Hadits ini mengandung beberapa faedah:
•Orang yang mengada-adakan dalam urusan ini –yakni Islam- perkara-perkara yang tidak ada asalnya, maka amalan itu tertolak, walaupun pelakunya memiliki niatan yang baik. Berdasarkan prinsip ini, maka segenap bid’ah adalah tertolak dari pelakunya kendati ia memiliki niatan yang baik.
•Barangsiapa mengerjakan suatu amalan sekalipun pada asalnya disyari’atkan, akan tetapi amalan tersebut tidak dilakukan sesuai dengan cara-cara yang telah diperintahkan, maka amalan itu tertolak, berdasarkan riwayat kedua yang telah diriwayatkan oleh Muslim di atas.

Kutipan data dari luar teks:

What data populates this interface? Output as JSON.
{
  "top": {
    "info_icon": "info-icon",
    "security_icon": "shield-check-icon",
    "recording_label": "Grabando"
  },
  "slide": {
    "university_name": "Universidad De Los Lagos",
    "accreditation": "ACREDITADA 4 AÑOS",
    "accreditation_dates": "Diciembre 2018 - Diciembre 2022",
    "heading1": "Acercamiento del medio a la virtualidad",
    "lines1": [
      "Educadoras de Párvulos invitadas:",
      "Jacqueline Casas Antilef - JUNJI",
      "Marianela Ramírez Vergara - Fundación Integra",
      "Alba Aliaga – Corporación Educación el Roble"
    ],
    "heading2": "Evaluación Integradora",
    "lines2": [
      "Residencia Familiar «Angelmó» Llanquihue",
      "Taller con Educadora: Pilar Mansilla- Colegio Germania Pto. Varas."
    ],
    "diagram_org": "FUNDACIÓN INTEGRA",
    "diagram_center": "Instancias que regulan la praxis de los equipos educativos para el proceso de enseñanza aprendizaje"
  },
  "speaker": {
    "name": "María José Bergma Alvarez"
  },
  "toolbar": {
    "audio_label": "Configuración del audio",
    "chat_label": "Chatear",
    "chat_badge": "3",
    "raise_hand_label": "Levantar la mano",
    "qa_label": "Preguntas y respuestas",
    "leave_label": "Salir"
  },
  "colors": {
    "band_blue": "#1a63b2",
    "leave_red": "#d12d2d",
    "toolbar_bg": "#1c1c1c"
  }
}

Atas dasar ini, maka barangsiapa melakukan jual beli dengan cara yang diharamkan, maka jual beli tersebut bathil, dan barangsiapa yang melakukan shalat tathawwu’ (sunnah) pada waktu yang terlarang tanpa adanya suatu sebab, maka shalatnya bathil. Dan barangsiapa berpuasa pada hari raya (‘Iedul fitri / ‘Iedul adha), maka puasanya bathil. Demikianlah seterusnya. Karena semua amalan tersebut tidak sesuai dengan perintah Allah dan rasul-Nya, sehingga amalan tersebut tertolak.
Catatan kaki:
[1] Shahih dikeluarkan oleh Al Bukhari di dalam (Ash Shulh/2697/Fath). Dan di dalam (Al Aqdliyah/1718/17/Abdul Baqi)
[2] Shahih dikeluarkan oleh Muslim (Al Aqdliyah/1718/18/Abdul Baqi). Al Bukhari secara ta’liq (13/hal 329/Fath) cetakan As Salafiyyah.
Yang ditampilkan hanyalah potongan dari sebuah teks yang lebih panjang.